Иногда она думала, что это может быть удобным оправданием, но потом, какое это имеет значение. Если она дурачила кого-то, это была только она. Нет вреда, нет фола. И в те редкие ночи, когда она была беспокойна и смутно взволнована, она бегала, пока не устанет достаточно спать. Уэс не выдержала. Это не было свиданием, даже если весь вечер был чем-то необычным. Эвин всё ещё смотрела на неё. Что спросила Эвин? О, «почему доктор?» вопрос. Она почти дала ответ на вопрос, но интенсивность взгляда Эвин повлекла её за собой. — Может быть, я подумала, что если я что-то изменю в жизни другого человека, это сделает мою жизнь более значимой.

— Тогда похоже, вы получили своё желание. У вас будет пациент, чьё здоровье влияет на весь мир. — Эвин остановилась. — Это делает работу сложнее?

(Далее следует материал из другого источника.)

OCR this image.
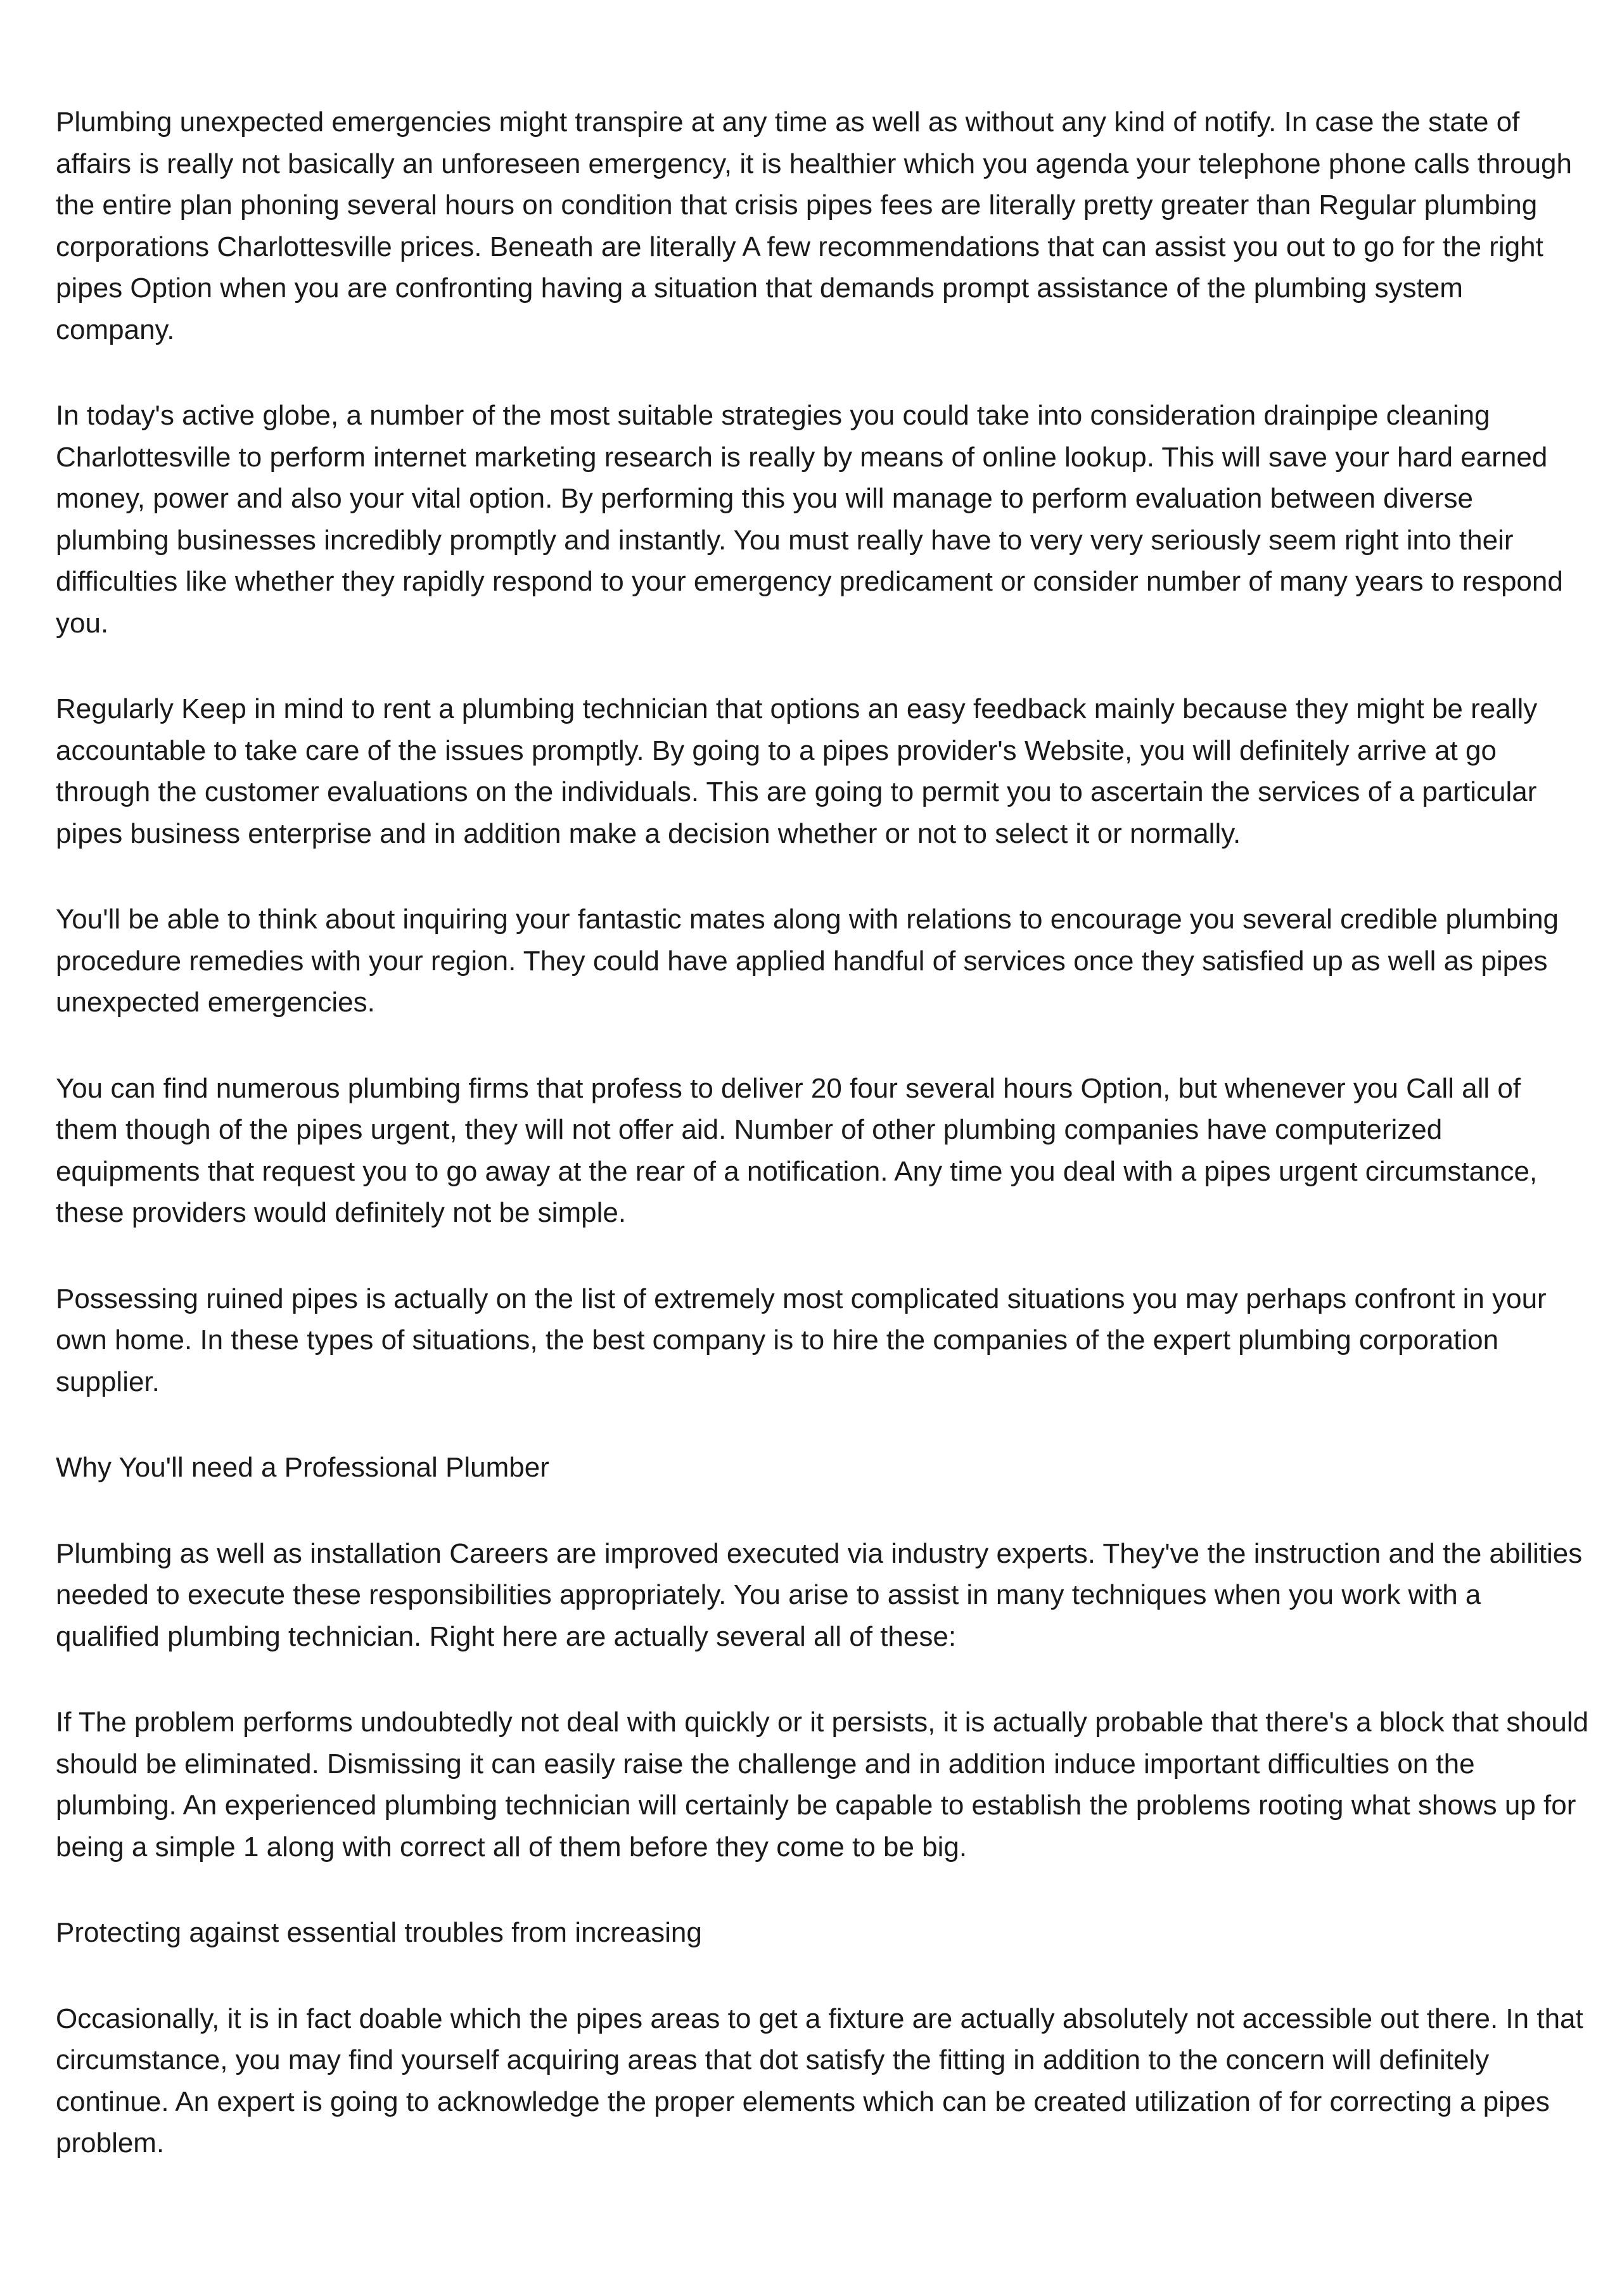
Plumbing unexpected emergencies might transpire at any time as well as without any kind of notify. In case the state of affairs is really not basically an unforeseen emergency, it is healthier which you agenda your telephone phone calls through the entire plan phoning several hours on condition that crisis pipes fees are literally pretty greater than Regular plumbing corporations Charlottesville prices. Beneath are literally A few recommendations that can assist you out to go for the right pipes Option when you are confronting having a situation that demands prompt assistance of the plumbing system company.

In today's active globe, a number of the most suitable strategies you could take into consideration drainpipe cleaning Charlottesville to perform internet marketing research is really by means of online lookup. This will save your hard earned money, power and also your vital option. By performing this you will manage to perform evaluation between diverse plumbing businesses incredibly promptly and instantly. You must really have to very very seriously seem right into their difficulties like whether they rapidly respond to your emergency predicament or consider number of many years to respond you.

Regularly Keep in mind to rent a plumbing technician that options an easy feedback mainly because they might be really accountable to take care of the issues promptly. By going to a pipes provider's Website, you will definitely arrive at go through the customer evaluations on the individuals. This are going to permit you to ascertain the services of a particular pipes business enterprise and in addition make a decision whether or not to select it or normally.

You'll be able to think about inquiring your fantastic mates along with relations to encourage you several credible plumbing procedure remedies with your region. They could have applied handful of services once they satisfied up as well as pipes unexpected emergencies.

You can find numerous plumbing firms that profess to deliver 20 four several hours Option, but whenever you Call all of them though of the pipes urgent, they will not offer aid. Number of other plumbing companies have computerized equipments that request you to go away at the rear of a notification. Any time you deal with a pipes urgent circumstance, these providers would definitely not be simple.

Possessing ruined pipes is actually on the list of extremely most complicated situations you may perhaps confront in your own home. In these types of situations, the best company is to hire the companies of the expert plumbing corporation supplier.

Why You'll need a Professional Plumber

Plumbing as well as installation Careers are improved executed via industry experts. They've the instruction and the abilities needed to execute these responsibilities appropriately. You arise to assist in many techniques when you work with a qualified plumbing technician. Right here are actually several all of these:

If The problem performs undoubtedly not deal with quickly or it persists, it is actually probable that there's a block that should should be eliminated. Dismissing it can easily raise the challenge and in addition induce important difficulties on the plumbing. An experienced plumbing technician will certainly be capable to establish the problems rooting what shows up for being a simple 1 along with correct all of them before they come to be big.

Protecting against essential troubles from increasing

Occasionally, it is in fact doable which the pipes areas to get a fixture are actually absolutely not accessible out there. In that circumstance, you may find yourself acquiring areas that dot satisfy the fitting in addition to the concern will definitely continue. An expert is going to acknowledge the proper elements which can be created utilization of for correcting a pipes problem.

— Нет, — мгновенно сказала Уэс. — Если и когда придёт время, он станет моим пациентом, и, надеюсь, этот день никогда не наступит, я позабочусь об Эндрю Пауэлле, а не о президенте.

— Его офис вас не пугает?

— Нет, но Люсинда Уошберн знает, — сказала Уэс, смеясь.

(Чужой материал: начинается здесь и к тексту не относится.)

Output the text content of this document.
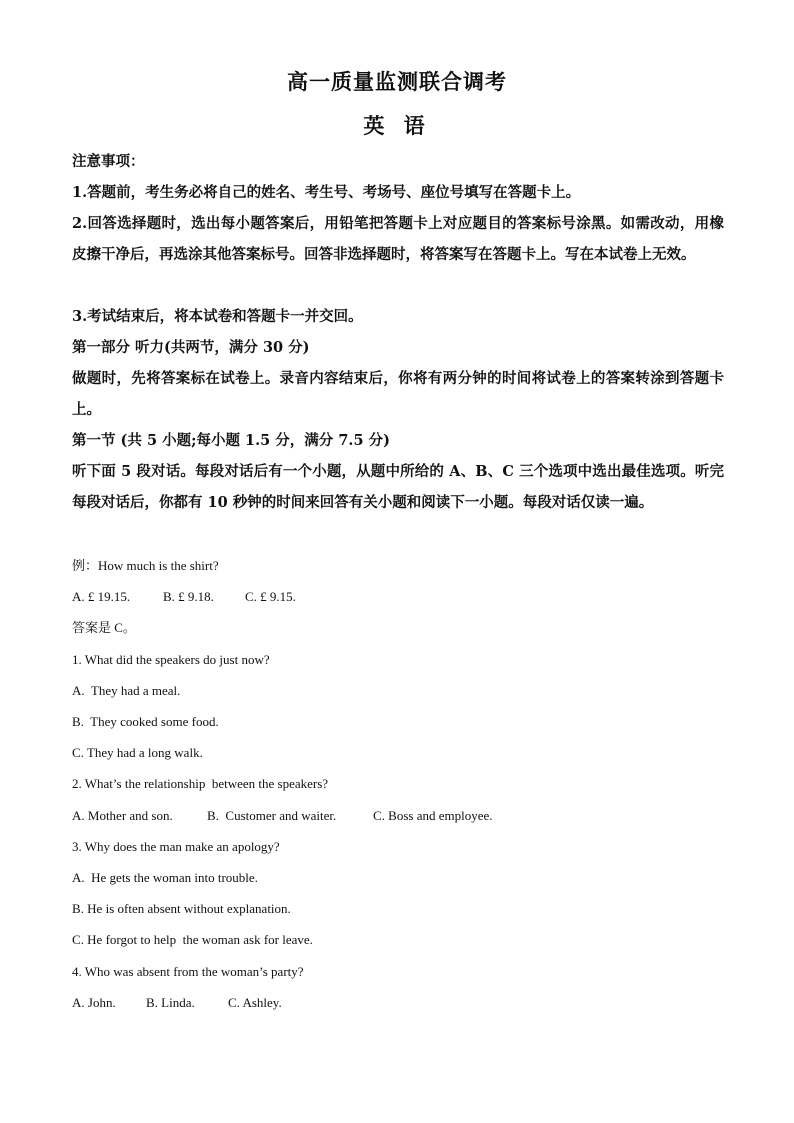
高一质量监测联合调考
英 语

注意事项：

1.答题前，考生务必将自己的姓名、考生号、考场号、座位号填写在答题卡上。

2.回答选择题时，选出每小题答案后，用铅笔把答题卡上对应题目的答案标号涂黑。如需改动，用橡皮擦干净后，再选涂其他答案标号。回答非选择题时，将答案写在答题卡上。写在本试卷上无效。

3.考试结束后，将本试卷和答题卡一并交回。

第一部分 听力(共两节，满分 30 分)

做题时，先将答案标在试卷上。录音内容结束后，你将有两分钟的时间将试卷上的答案转涂到答题卡上。

第一节 (共 5 小题;每小题 1.5 分，满分 7.5 分)

听下面 5 段对话。每段对话后有一个小题，从题中所给的 A、B、C 三个选项中选出最佳选项。听完每段对话后，你都有 10 秒钟的时间来回答有关小题和阅读下一小题。每段对话仅读一遍。

例：How much is the shirt?

A. £ 19.15.	B. £ 9.18. C. £ 9.15.

答案是 C。

1. What did the speakers do just now?

A.  They had a meal.

B.  They cooked some food.

C. They had a long walk.

2. What’s the relationship  between the speakers?

A. Mother and son.	B.  Customer and waiter.	C. Boss and employee.

3. Why does the man make an apology?

A.  He gets the woman into trouble.

B. He is often absent without explanation.

C. He forgot to help  the woman ask for leave.

4. Who was absent from the woman’s party?

A. John. B. Linda.	C. Ashley.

— Вы и все остальные. — Эвин ухмыльнулась.

— Как насчёт вас? Вы сказали, что всегда знали, что вы хотели сделать? — В течение нескольких секунд Уэс думала, что Эвин не ответит. Иногда лицо Эвин закрывалось так быстро, что это было похоже на то, как шторм хлопает ставнями по окну. Затем поза Эвин расслабилась, и она улыбнулась, и ставни снова открылись, и солнечный свет пронёсся сквозь них. — Ну, давайте. В моей семье? Как будто было действительно что-то ещё, чтобы рассмотреть. Разве мы не хотим расти как наши герои?

— Так кто же был ваш?

— О, мой отец, без вопросов. Он большой и шумный, твёрдый и смелый. Я не стала большой, но я надеюсь… — Даже в тусклом свете свечей она покраснела. — Ничего.

— Вы надеетесь, что вы твёрдая и смелая?

— Боже, забудьте, что я это сказала, ладно?

— Я сделаю вид, что забыла, если хотите.

— Хорошо, — сказала Эвин, выдохнув. — Сменим тему.

— Справедливо.

— Так… как насчёт… кроме вашей мамы, бабушки и сестёр. Кто-нибудь ещё … близко?

— Моя бабушка умерла в преклонном возрасте девяноста шести лет, — сказала Уэс, разбираясь в неясном вопросе и решая, спрашивает Эвин, одинока она или нет. Пытаясь сформулировать ответ, она была спасена своим телефоном, сигнализирующим текстовое сообщение. В этот час это должно было быть важно. — Извините меня.

Она вытащила свой телефон из кармана и проверила сообщение.

— Кто-то задержится допоздна. Дежурный офицер в палате только что сообщил мне, что завтра будет отчёт в 8:00.

— WST.

— Извините меня? — Уэс сунула телефон в карман.

— Стандартное время Уошберн. Что значит в любое время.

— Ну, я думаю, я позабочусь о последнем из моего разрешения.

— Формальность. Вас бы здесь не было, если бы был какой-либо вопрос. — Эвин поднялась. — Я думаю, это наш сигнал, чтобы двигаться.

— Полагаю, — сказала Уэс, поднимаясь с приступом сожаления.

Она пожала плечами, в то время как Эвин разбирала счёт и оставляла деньги на столе. По привычке Уэс протянула руку, подняла чёрный плащ Эвин с крючка рядом с их будкой и держала его открытым для неё. Эвин заколебалась, затем повернулась и сунула руки в пальто.

— Спасибо, — сказала Эвин.

— Пожалуйста.

Эвин повернулась, её глаза нашли взгляд Уэс. Было слишком поздно делать вид, что они только что поужинали, и с любой другой женщиной она не колебалась бы. Но тогда Уэс не была похожа на любую другую женщину, с которой она когда-либо встречалась. Она должна была держать рот на замке, но слова выскочили.

— Полуночничаете?

Уэс посмотрела налево в бар, сейчас почти пустой, незадолго до закрытия.

Как ни странно, она не устала, хотя она была в пути восемнадцать часов. Она провела больше времени с Эвин, чем с кем-либо за месяцы, и даже не заметила, как прошло время. Может быть, она должна принять это как знак.